原田 タイニイアリスは凄く好き。でも使い方は難しい。額縁のように舞台が突き出ているので、その前と奥で声の響きがまったく違う。でも客席設置など舞台空間の自由度があるので魅力的。客席で四方を囲んだ舞台やら、どこからでも出入りできるような舞台やら、いつか挑戦できたらいいなと思っています。そういうスタッフさんともいつかお近づきになりたいです(笑)。

−今度の作品は。

原田 今度の作品は、3.11にちょっと関係する。といっても震災について語っていたり、見せようとしているわけではありません。ストーリーは、蠅の音が突然、主人公に聞こえてくるところから始まります。その音、ほかの人には聞こえないんです。村人たちのほとんどは、激しい咳とダンスのような発作で倒れていく。生き残った数人のうち、主人公だけが、交流のないもう一つの村に旅立ちます。
蠅は、ぼくたちの身の回りにある得体の知れない不安、恐怖でしょうか。まさに放射能のようですね。実はこの蠅というのは、サルトルの「蠅」からインスピレーションをもらっています。でもその古典作品に出てくる蠅は、復讐の女神が具現したものなのでうまくいかない。そこで、主人公が蠅に追われて去っていくという大雑把な設定だけをいただこうと思った。蠅を得体の知れない不安に置き換えて。悲劇でもあり不条理でもある。とにかくぼくは、そういう作品に惹かれるんです。

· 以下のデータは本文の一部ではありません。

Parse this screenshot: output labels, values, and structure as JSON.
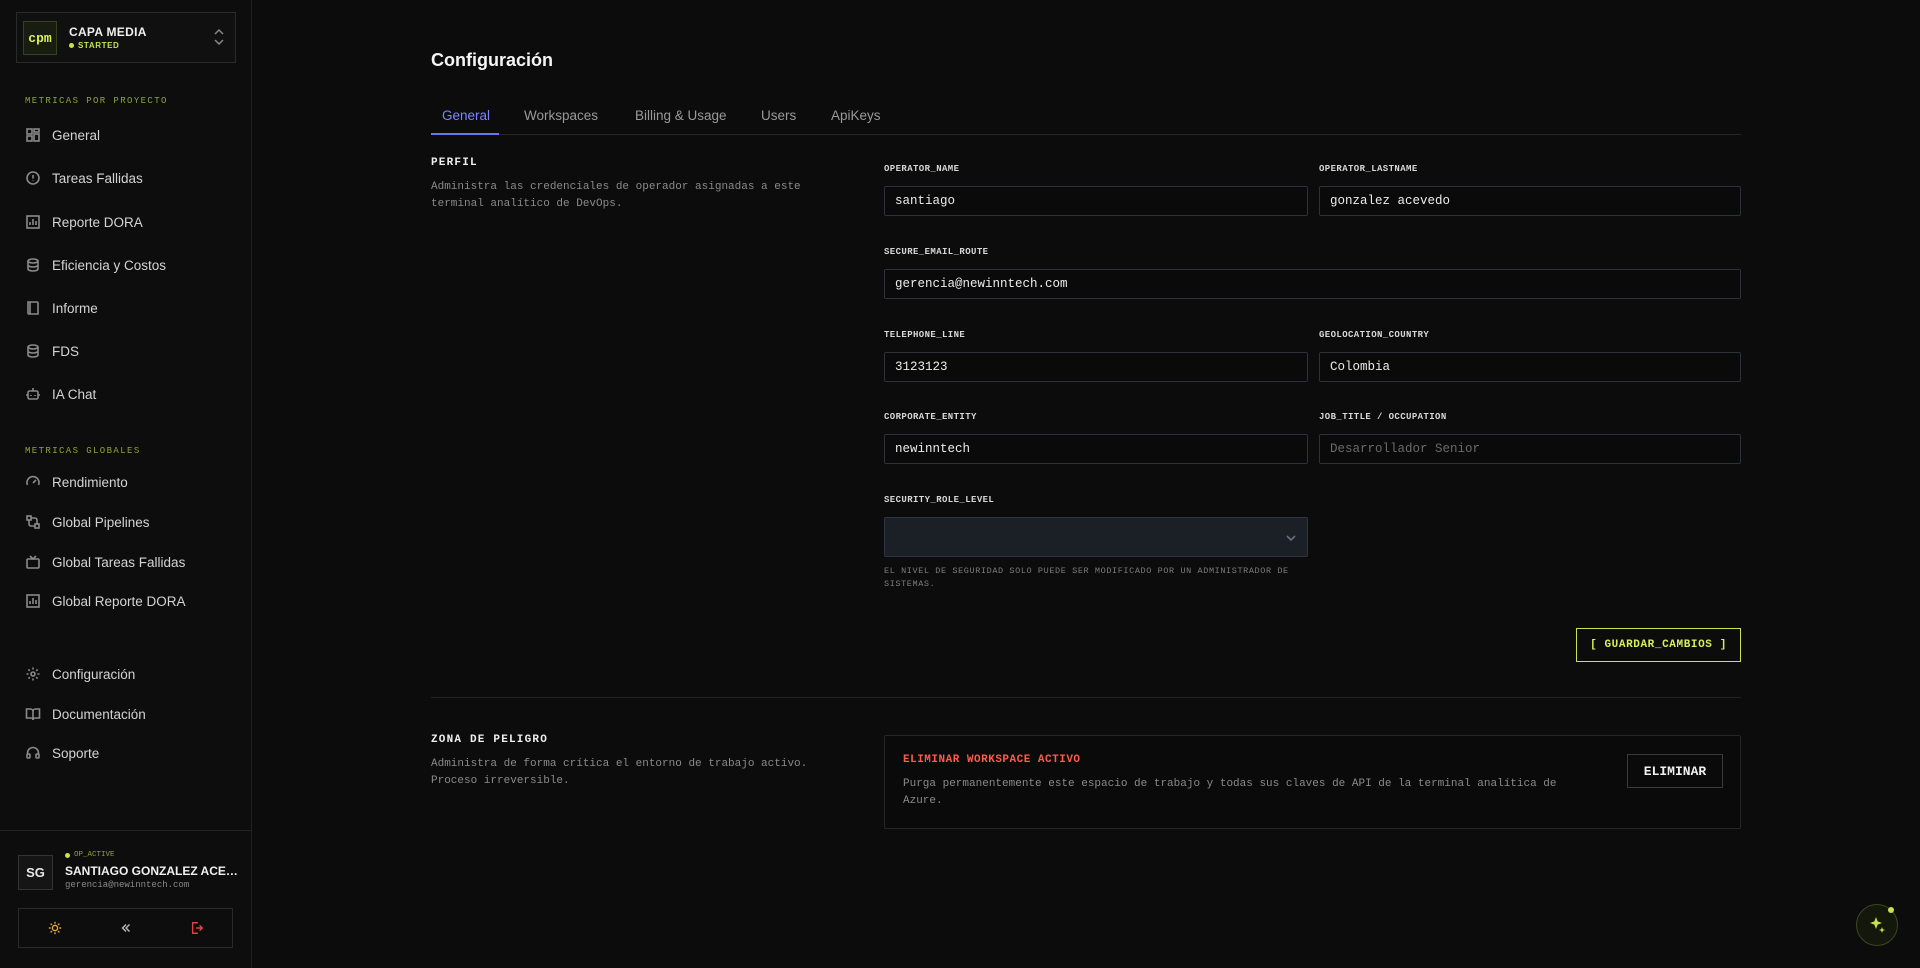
{
  "org": {
    "logo": "cpm",
    "name": "CAPA MEDIA",
    "status": "STARTED"
  },
  "sidebar": {
    "section_project": "METRICAS POR PROYECTO",
    "project_items": [
      {
        "label": "General",
        "icon": "dashboard-icon"
      },
      {
        "label": "Tareas Fallidas",
        "icon": "alert-circle-icon"
      },
      {
        "label": "Reporte DORA",
        "icon": "bar-chart-icon"
      },
      {
        "label": "Eficiencia y Costos",
        "icon": "database-icon"
      },
      {
        "label": "Informe",
        "icon": "book-icon"
      },
      {
        "label": "FDS",
        "icon": "database-icon"
      },
      {
        "label": "IA Chat",
        "icon": "bot-icon"
      }
    ],
    "section_global": "METRICAS GLOBALES",
    "global_items": [
      {
        "label": "Rendimiento",
        "icon": "gauge-icon"
      },
      {
        "label": "Global Pipelines",
        "icon": "workflow-icon"
      },
      {
        "label": "Global Tareas Fallidas",
        "icon": "tv-icon"
      },
      {
        "label": "Global Reporte DORA",
        "icon": "bar-chart-icon"
      }
    ],
    "bottom_items": [
      {
        "label": "Configuración",
        "icon": "gear-icon"
      },
      {
        "label": "Documentación",
        "icon": "open-book-icon"
      },
      {
        "label": "Soporte",
        "icon": "headset-icon"
      }
    ]
  },
  "user": {
    "initials": "SG",
    "status": "OP_ACTIVE",
    "name": "SANTIAGO GONZALEZ ACEVEDO",
    "email": "gerencia@newinntech.com"
  },
  "page": {
    "title": "Configuración"
  },
  "tabs": [
    {
      "label": "General",
      "active": true
    },
    {
      "label": "Workspaces"
    },
    {
      "label": "Billing & Usage"
    },
    {
      "label": "Users"
    },
    {
      "label": "ApiKeys"
    }
  ],
  "profile": {
    "title": "PERFIL",
    "description": "Administra las credenciales de operador asignadas a este terminal analítico de DevOps.",
    "fields": {
      "operator_name": {
        "label": "OPERATOR_NAME",
        "value": "santiago"
      },
      "operator_lastname": {
        "label": "OPERATOR_LASTNAME",
        "value": "gonzalez acevedo"
      },
      "email": {
        "label": "SECURE_EMAIL_ROUTE",
        "value": "gerencia@newinntech.com"
      },
      "phone": {
        "label": "TELEPHONE_LINE",
        "value": "3123123"
      },
      "country": {
        "label": "GEOLOCATION_COUNTRY",
        "value": "Colombia"
      },
      "company": {
        "label": "CORPORATE_ENTITY",
        "value": "newinntech"
      },
      "job": {
        "label": "JOB_TITLE / OCCUPATION",
        "value": "",
        "placeholder": "Desarrollador Senior"
      },
      "role": {
        "label": "SECURITY_ROLE_LEVEL",
        "value": "",
        "hint": "EL NIVEL DE SEGURIDAD SOLO PUEDE SER MODIFICADO POR UN ADMINISTRADOR DE SISTEMAS."
      }
    },
    "save_label": "[ GUARDAR_CAMBIOS ]"
  },
  "danger": {
    "title": "ZONA DE PELIGRO",
    "description": "Administra de forma crítica el entorno de trabajo activo. Proceso irreversible.",
    "card_title": "ELIMINAR WORKSPACE ACTIVO",
    "card_desc": "Purga permanentemente este espacio de trabajo y todas sus claves de API de la terminal analítica de Azure.",
    "button": "ELIMINAR"
  },
  "colors": {
    "accent": "#c8e44a",
    "tab_active": "#7a86ff",
    "danger": "#ff5a4a",
    "background": "#0c0c0c"
  }
}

−なるほど、楽しみですね。次は、劇場で会いましょう。

【公演情報】
劇団ING進行形「ロング・アゴー」(Alice Festival 2011)
作・演出・振付:ラディー(RADY KESHY)

☆出演:中山茉莉、鬼頭理沙、吉田朋玄、伊藤全記、近原正芳、遠藤貴博、山口真由(碗-one-)、年代果林(EgofiLter)、池上礼夏、三輪朋躍、峰松智弘(くるめるシアター)、みぎわ翔(REGiSTA PRODUCE)

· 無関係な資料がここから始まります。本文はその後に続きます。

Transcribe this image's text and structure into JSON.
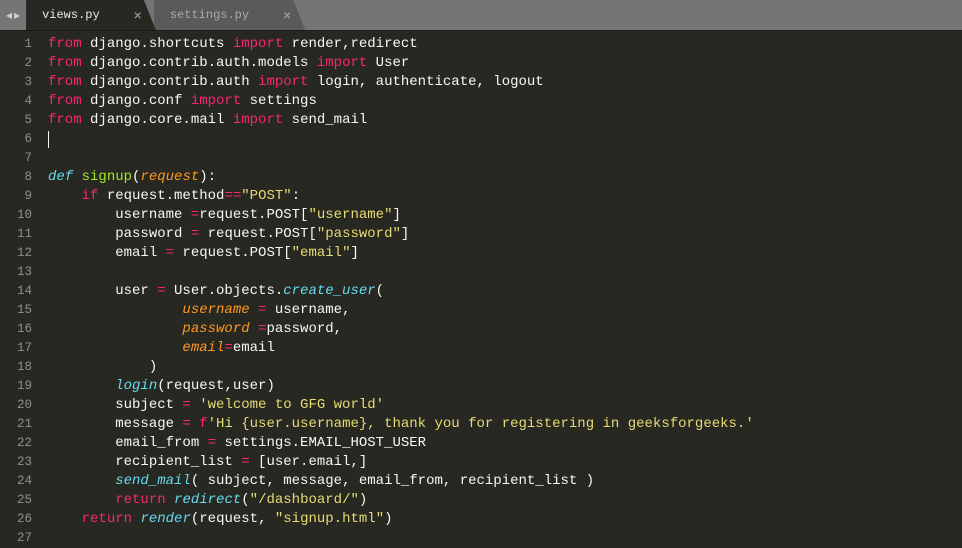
{
  "tabs": {
    "nav_left": "◂",
    "nav_right": "▸",
    "items": [
      {
        "label": "views.py",
        "active": true
      },
      {
        "label": "settings.py",
        "active": false
      }
    ],
    "close_glyph": "×"
  },
  "gutter": [
    "1",
    "2",
    "3",
    "4",
    "5",
    "6",
    "7",
    "8",
    "9",
    "10",
    "11",
    "12",
    "13",
    "14",
    "15",
    "16",
    "17",
    "18",
    "19",
    "20",
    "21",
    "22",
    "23",
    "24",
    "25",
    "26",
    "27"
  ],
  "code": [
    [
      {
        "c": "k-red",
        "t": "from"
      },
      {
        "c": "k-white",
        "t": " django.shortcuts "
      },
      {
        "c": "k-red",
        "t": "import"
      },
      {
        "c": "k-white",
        "t": " render,redirect"
      }
    ],
    [
      {
        "c": "k-red",
        "t": "from"
      },
      {
        "c": "k-white",
        "t": " django.contrib.auth.models "
      },
      {
        "c": "k-red",
        "t": "import"
      },
      {
        "c": "k-white",
        "t": " User"
      }
    ],
    [
      {
        "c": "k-red",
        "t": "from"
      },
      {
        "c": "k-white",
        "t": " django.contrib.auth "
      },
      {
        "c": "k-red",
        "t": "import"
      },
      {
        "c": "k-white",
        "t": " login, authenticate, logout"
      }
    ],
    [
      {
        "c": "k-red",
        "t": "from"
      },
      {
        "c": "k-white",
        "t": " django.conf "
      },
      {
        "c": "k-red",
        "t": "import"
      },
      {
        "c": "k-white",
        "t": " settings"
      }
    ],
    [
      {
        "c": "k-red",
        "t": "from"
      },
      {
        "c": "k-white",
        "t": " django.core.mail "
      },
      {
        "c": "k-red",
        "t": "import"
      },
      {
        "c": "k-white",
        "t": " send_mail"
      }
    ],
    [],
    [],
    [
      {
        "c": "k-blue",
        "t": "def"
      },
      {
        "c": "k-white",
        "t": " "
      },
      {
        "c": "k-green",
        "t": "signup"
      },
      {
        "c": "k-white",
        "t": "("
      },
      {
        "c": "k-orange",
        "t": "request"
      },
      {
        "c": "k-white",
        "t": "):"
      }
    ],
    [
      {
        "c": "k-white",
        "t": "    "
      },
      {
        "c": "k-red",
        "t": "if"
      },
      {
        "c": "k-white",
        "t": " request.method"
      },
      {
        "c": "k-red",
        "t": "=="
      },
      {
        "c": "k-yellow",
        "t": "\"POST\""
      },
      {
        "c": "k-white",
        "t": ":"
      }
    ],
    [
      {
        "c": "k-white",
        "t": "        username "
      },
      {
        "c": "k-red",
        "t": "="
      },
      {
        "c": "k-white",
        "t": "request.POST["
      },
      {
        "c": "k-yellow",
        "t": "\"username\""
      },
      {
        "c": "k-white",
        "t": "]"
      }
    ],
    [
      {
        "c": "k-white",
        "t": "        password "
      },
      {
        "c": "k-red",
        "t": "="
      },
      {
        "c": "k-white",
        "t": " request.POST["
      },
      {
        "c": "k-yellow",
        "t": "\"password\""
      },
      {
        "c": "k-white",
        "t": "]"
      }
    ],
    [
      {
        "c": "k-white",
        "t": "        email "
      },
      {
        "c": "k-red",
        "t": "="
      },
      {
        "c": "k-white",
        "t": " request.POST["
      },
      {
        "c": "k-yellow",
        "t": "\"email\""
      },
      {
        "c": "k-white",
        "t": "]"
      }
    ],
    [],
    [
      {
        "c": "k-white",
        "t": "        user "
      },
      {
        "c": "k-red",
        "t": "="
      },
      {
        "c": "k-white",
        "t": " User.objects."
      },
      {
        "c": "k-blue",
        "t": "create_user"
      },
      {
        "c": "k-white",
        "t": "("
      }
    ],
    [
      {
        "c": "k-white",
        "t": "                "
      },
      {
        "c": "k-orange",
        "t": "username"
      },
      {
        "c": "k-white",
        "t": " "
      },
      {
        "c": "k-red",
        "t": "="
      },
      {
        "c": "k-white",
        "t": " username,"
      }
    ],
    [
      {
        "c": "k-white",
        "t": "                "
      },
      {
        "c": "k-orange",
        "t": "password"
      },
      {
        "c": "k-white",
        "t": " "
      },
      {
        "c": "k-red",
        "t": "="
      },
      {
        "c": "k-white",
        "t": "password,"
      }
    ],
    [
      {
        "c": "k-white",
        "t": "                "
      },
      {
        "c": "k-orange",
        "t": "email"
      },
      {
        "c": "k-red",
        "t": "="
      },
      {
        "c": "k-white",
        "t": "email"
      }
    ],
    [
      {
        "c": "k-white",
        "t": "            )"
      }
    ],
    [
      {
        "c": "k-white",
        "t": "        "
      },
      {
        "c": "k-blue",
        "t": "login"
      },
      {
        "c": "k-white",
        "t": "(request,user)"
      }
    ],
    [
      {
        "c": "k-white",
        "t": "        subject "
      },
      {
        "c": "k-red",
        "t": "="
      },
      {
        "c": "k-white",
        "t": " "
      },
      {
        "c": "k-yellow",
        "t": "'welcome to GFG world'"
      }
    ],
    [
      {
        "c": "k-white",
        "t": "        message "
      },
      {
        "c": "k-red",
        "t": "="
      },
      {
        "c": "k-white",
        "t": " "
      },
      {
        "c": "k-red",
        "t": "f"
      },
      {
        "c": "k-yellow",
        "t": "'Hi {user.username}, thank you for registering in geeksforgeeks.'"
      }
    ],
    [
      {
        "c": "k-white",
        "t": "        email_from "
      },
      {
        "c": "k-red",
        "t": "="
      },
      {
        "c": "k-white",
        "t": " settings.EMAIL_HOST_USER"
      }
    ],
    [
      {
        "c": "k-white",
        "t": "        recipient_list "
      },
      {
        "c": "k-red",
        "t": "="
      },
      {
        "c": "k-white",
        "t": " [user.email,]"
      }
    ],
    [
      {
        "c": "k-white",
        "t": "        "
      },
      {
        "c": "k-blue",
        "t": "send_mail"
      },
      {
        "c": "k-white",
        "t": "( subject, message, email_from, recipient_list )"
      }
    ],
    [
      {
        "c": "k-white",
        "t": "        "
      },
      {
        "c": "k-red",
        "t": "return"
      },
      {
        "c": "k-white",
        "t": " "
      },
      {
        "c": "k-blue",
        "t": "redirect"
      },
      {
        "c": "k-white",
        "t": "("
      },
      {
        "c": "k-yellow",
        "t": "\"/dashboard/\""
      },
      {
        "c": "k-white",
        "t": ")"
      }
    ],
    [
      {
        "c": "k-white",
        "t": "    "
      },
      {
        "c": "k-red",
        "t": "return"
      },
      {
        "c": "k-white",
        "t": " "
      },
      {
        "c": "k-blue",
        "t": "render"
      },
      {
        "c": "k-white",
        "t": "(request, "
      },
      {
        "c": "k-yellow",
        "t": "\"signup.html\""
      },
      {
        "c": "k-white",
        "t": ")"
      }
    ],
    []
  ],
  "cursor_line_index": 5
}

☆スタッフ 舞台監督:長堀博士(楽園王) 音響:森内美帆 照明:N Works 衣裳:山田廉 宣伝美術:R Works 制作:原田武志 製作:劇団ING進行形

☆日程
4月6日(金)19時
4月7日(土)14時と19時
4月8日(日)10時と13時と18時
※受付・開場は開演の約30分前。

☆料金
前売・当日ともに2000円、学生:前売1500円/当日2000円、高校生以下:前売1000円/当日1500円
リピーター(二回目以降):1000円
☆問い合せ
пF070-5573-3197
email:rady_homepage@yahoo.co.jp

【ひとこと】
 思いがあふれて言葉になって湧き出る。次から次へとよどみなくイメージが紡がれる−。インタビューの1時間半はそんな感じで過ぎました。これまでの歩みをうかがいながら、新しい演劇の形式を手探りでつかもうという、前向きで挑戦し続ける姿勢が印象に残りました。新しい作品がどんな舞台になるか、期待しています。